B.R.O.

November 10th 2012, 1.30 – 3.30pm

We marked the launch of a catalogue of Arnolfini’s remarkable artists’ book collection with a series of artists’ performative realisations and responses to selected books. Part of the collection is also be on display in an exhibition in the Records Office foyer space between October and January, including works by the artists Ed Ruscha, Richard Long, John Furnival, Martin Creed, Don Celender and Jonathan Monk. Do pop by for a peek.

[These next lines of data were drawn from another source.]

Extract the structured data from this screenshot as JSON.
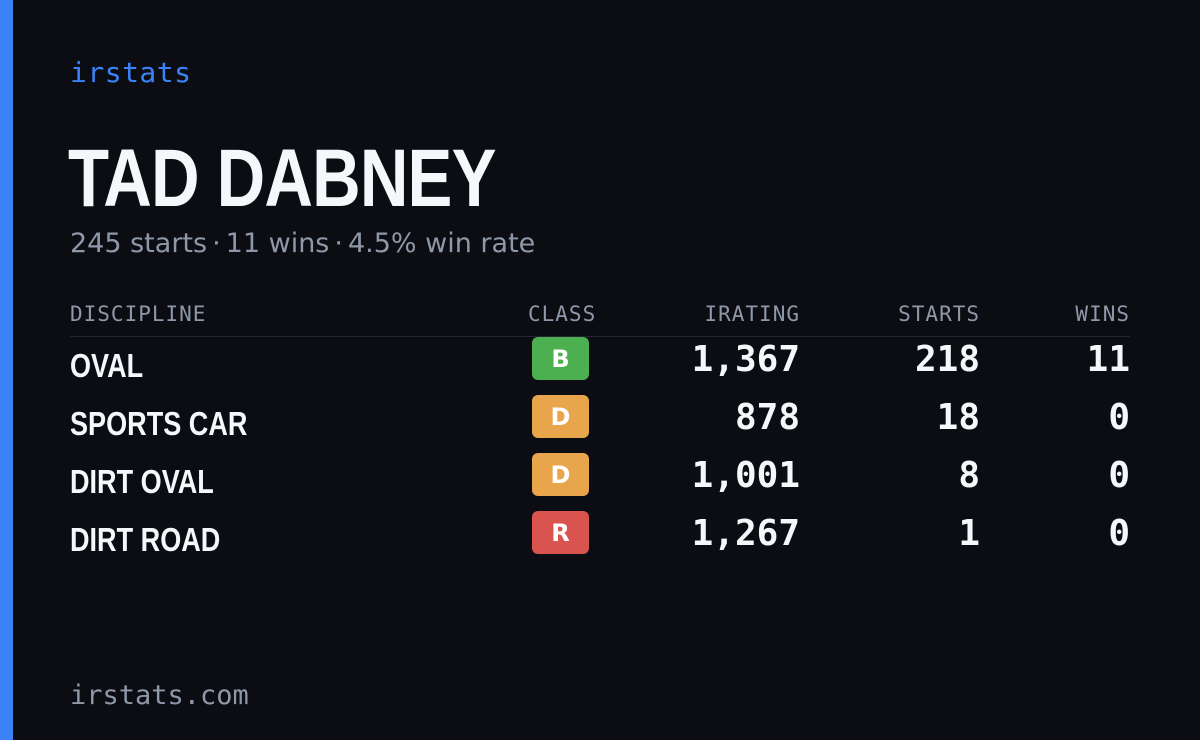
{
  "brand": "irstats",
  "driver": {
    "name": "TAD DABNEY",
    "starts_text": "245 starts",
    "wins_text": "11 wins",
    "win_rate_text": "4.5% win rate",
    "separator": "·"
  },
  "table": {
    "headers": {
      "discipline": "DISCIPLINE",
      "class": "CLASS",
      "irating": "IRATING",
      "starts": "STARTS",
      "wins": "WINS"
    },
    "rows": [
      {
        "discipline": "OVAL",
        "class": "B",
        "class_color": "#4caf50",
        "irating": "1,367",
        "starts": "218",
        "wins": "11"
      },
      {
        "discipline": "SPORTS CAR",
        "class": "D",
        "class_color": "#e8a54b",
        "irating": "878",
        "starts": "18",
        "wins": "0"
      },
      {
        "discipline": "DIRT OVAL",
        "class": "D",
        "class_color": "#e8a54b",
        "irating": "1,001",
        "starts": "8",
        "wins": "0"
      },
      {
        "discipline": "DIRT ROAD",
        "class": "R",
        "class_color": "#d9534f",
        "irating": "1,267",
        "starts": "1",
        "wins": "0"
      }
    ]
  },
  "footer": "irstats.com",
  "colors": {
    "accent": "#3b82f6",
    "background": "#0b0d13",
    "text_primary": "#f5f7fb",
    "text_muted": "#8f98a8"
  }
}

Take a look at the catalogue here:

http://www.arnolfini.org.uk/downloads/misc/ArnolfiniArtistBooksCatalogue.pdf

Some delights from the event….

Sam Treadaway

With his bookwork titled (‘) Sam explored the role and aesthetic of the punctuation mark, re-binding an oxford dictionary before piercing through each and every punctuation mark within. (‘) was made in response the bookwork “REALITY”, by Jaroslaw Kozlowski,  which consists solely of punctuation marks.

www.samtreadaway.com

Eilis Kirby

A foray into the archive in search of something half remembered, and possibly non-existent, resulting in a series of unexpected encounters and a collection of images including cacti, toilets, smashed typewriters, rubber bands, expressive women, an artist in a sheepskin coat, and a man sitting in a chair in a tree. These were then shuffled and arranged somewhat randomly, inspired by the title of one of the first books viewed:Chance-Imagery by George Brecht and originally published in the magazine ‘Collage’.

Michals, Duane
Things Are Queer
Consists of 9 photographs taken by the artist.
[Fotogalerie Wilde]
1972

Barry, Robert
Belmont 1967
Municipal Van Abbemuseum, Eindhoven and the Museum Folkwang
1977

Ruscha, Edward
Royal Road Test
Collaboration between Mason Williams, Edward Ruscha and Patrick Blackwell (photographer). Photographs as documentation of a typewritter that was thrown out of the window of a 1963 Buick traveling at ninety miles per hour.
Mason Williams, Edward Ruscha
1967

http://www.eakenterprises.org/

Sacha Waldron

Sacha talked us through some of the wonderful collection of Don Celender books in the archive.